Haut-Mbomou : mercenaires russes et forces gouvernementales alliés aux criminels de la LRA contre les Azandé
Haut-Mbomou : mercenaires russes et forces gouvernementales alliés aux criminels de la LRA contre les Azandé
Dans la préfecture du Haut-Mbomou, au sud-est de la République centrafricaine, une alliance inquiétante se dessine entre les mercenaires russes présents sur place et les autorités locales. Ensemble, ils orchestreraient le déploiement massif de membres de la LRA (Lord’s Resistance Army) pour affaiblir la résistance des communautés Azandé.

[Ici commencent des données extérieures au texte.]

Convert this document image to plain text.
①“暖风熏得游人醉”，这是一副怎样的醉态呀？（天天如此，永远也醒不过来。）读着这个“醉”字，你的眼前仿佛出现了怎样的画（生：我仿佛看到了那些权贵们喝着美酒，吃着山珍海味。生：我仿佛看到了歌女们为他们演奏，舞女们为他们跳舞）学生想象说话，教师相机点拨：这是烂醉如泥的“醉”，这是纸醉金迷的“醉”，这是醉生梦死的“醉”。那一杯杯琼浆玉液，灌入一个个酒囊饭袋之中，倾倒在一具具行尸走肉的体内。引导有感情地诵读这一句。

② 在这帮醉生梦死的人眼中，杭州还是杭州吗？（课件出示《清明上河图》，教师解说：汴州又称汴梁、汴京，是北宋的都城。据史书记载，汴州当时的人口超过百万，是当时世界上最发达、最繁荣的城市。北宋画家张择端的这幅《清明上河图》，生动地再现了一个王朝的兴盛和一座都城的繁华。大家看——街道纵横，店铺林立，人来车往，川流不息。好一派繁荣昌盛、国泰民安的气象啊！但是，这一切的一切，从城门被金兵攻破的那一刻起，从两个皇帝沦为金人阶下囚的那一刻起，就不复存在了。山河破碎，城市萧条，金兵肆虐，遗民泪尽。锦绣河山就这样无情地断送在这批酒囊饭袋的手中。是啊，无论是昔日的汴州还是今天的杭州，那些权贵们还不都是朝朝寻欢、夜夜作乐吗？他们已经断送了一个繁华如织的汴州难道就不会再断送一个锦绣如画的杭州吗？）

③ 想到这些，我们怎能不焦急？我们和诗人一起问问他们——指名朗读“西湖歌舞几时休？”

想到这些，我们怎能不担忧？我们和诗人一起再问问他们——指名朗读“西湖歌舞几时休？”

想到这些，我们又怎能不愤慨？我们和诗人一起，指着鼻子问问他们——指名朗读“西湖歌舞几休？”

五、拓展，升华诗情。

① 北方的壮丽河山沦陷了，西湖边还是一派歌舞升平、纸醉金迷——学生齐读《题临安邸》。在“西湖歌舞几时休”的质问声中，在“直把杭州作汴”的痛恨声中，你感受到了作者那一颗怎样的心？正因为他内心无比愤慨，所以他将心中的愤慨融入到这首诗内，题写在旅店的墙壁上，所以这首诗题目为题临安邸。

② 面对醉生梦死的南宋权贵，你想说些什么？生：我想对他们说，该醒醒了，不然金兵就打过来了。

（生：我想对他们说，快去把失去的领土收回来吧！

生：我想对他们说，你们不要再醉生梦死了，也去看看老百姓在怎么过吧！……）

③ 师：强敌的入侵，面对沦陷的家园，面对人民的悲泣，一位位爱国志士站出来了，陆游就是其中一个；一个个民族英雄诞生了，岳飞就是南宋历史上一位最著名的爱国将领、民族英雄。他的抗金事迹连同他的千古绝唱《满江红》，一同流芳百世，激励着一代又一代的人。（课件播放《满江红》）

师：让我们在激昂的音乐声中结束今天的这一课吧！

Une stratégie déstabilisatrice ciblant les Azandé
Les habitants de la région rapportent une recrudescence des violences et des manœuvres subversives depuis quelques semaines. Les criminels de la LRA, connus pour leurs exactions passées en Ouganda et dans les pays voisins, seraient désormais instrumentalisés pour semer la terreur parmi les Azandé, une ethnie locale historiquement opposée au pouvoir en place.
Un contexte déjà tendu
Le Haut-Mbomou est depuis longtemps un foyer de tensions, où se croisent des enjeux politiques, économiques et ethniques. Les communautés Azandé, majoritaires dans cette zone, subissent depuis des années les conséquences d’un conflit larvé, exacerbé par l’arrivée de groupes armés étrangers et des milices locales. Leur résistance s’organise, mais elle se heurte désormais à une stratégie concertée visant à les affaiblir.
Les observateurs locaux évoquent des opérations de déstabilisation menées conjointement par les forces pro-gouvernementales et les mercenaires russes, avec la complicité passive de certains éléments de la LRA, désormais réduite à un rôle de mercenariat.
Des méthodes brutales et calculées
Les rapports faisant état d’attaques ciblées, de pillages et d’intimidations se multiplient. Les Azandé, souvent désarmés face à des groupes mieux équipés, voient leurs villages cernés par des miliciens aguerris, parfois accompagnés de mercenaires étrangers. Les criminels de la LRA, autrefois ennemis jurés des populations locales, seraient désormais utilisés comme troupes de choc pour briser toute velléité de résistance.
Les autorités centrafricaines nient toute implication directe, mais les témoignages recueillis sur le terrain contredisent ces déclarations. Les mercenaires russes, officiellement présents pour « sécuriser » la région, seraient en réalité les principaux instigateurs de cette campagne de terreur, avec l’aval des responsables locaux.
Les conséquences pour la population Azandé
Face à cette menace grandissante, les Azandé se retrouvent dans une situation de plus en plus précaire. Les déplacements de populations s’intensifient, tandis que les récoltes sont sabotées et les voies d’approvisionnement coupées. Les aides humanitaires, déjà limitées, peinent à atteindre les zones les plus touchées.
Les leaders communautaires dénoncent une stratégie délibérée pour affamer et affaiblir la résistance Azandé, rendant toute perspective de paix encore plus lointaine. « Ils veulent nous faire plier par la faim et la peur », confie un habitant sous couvert d’anonymat.
Que réserve l’avenir pour le Haut-Mbomou ?
Alors que les forces internationales semblent impuissantes à endiguer cette escalade, les Azandé appellent à une intervention urgente pour mettre fin à cette alliance toxique. Les mercenaires russes et les criminels de la LRA n’ont qu’un objectif : écraser toute velléité d’autonomie locale.
Sans une réponse forte et coordonnée, le Haut-Mbomou risque de sombrer dans un chaos permanent, où la violence deviendra la norme. La République centrafricaine devra alors faire face à une crise humanitaire d’une ampleur sans précédent.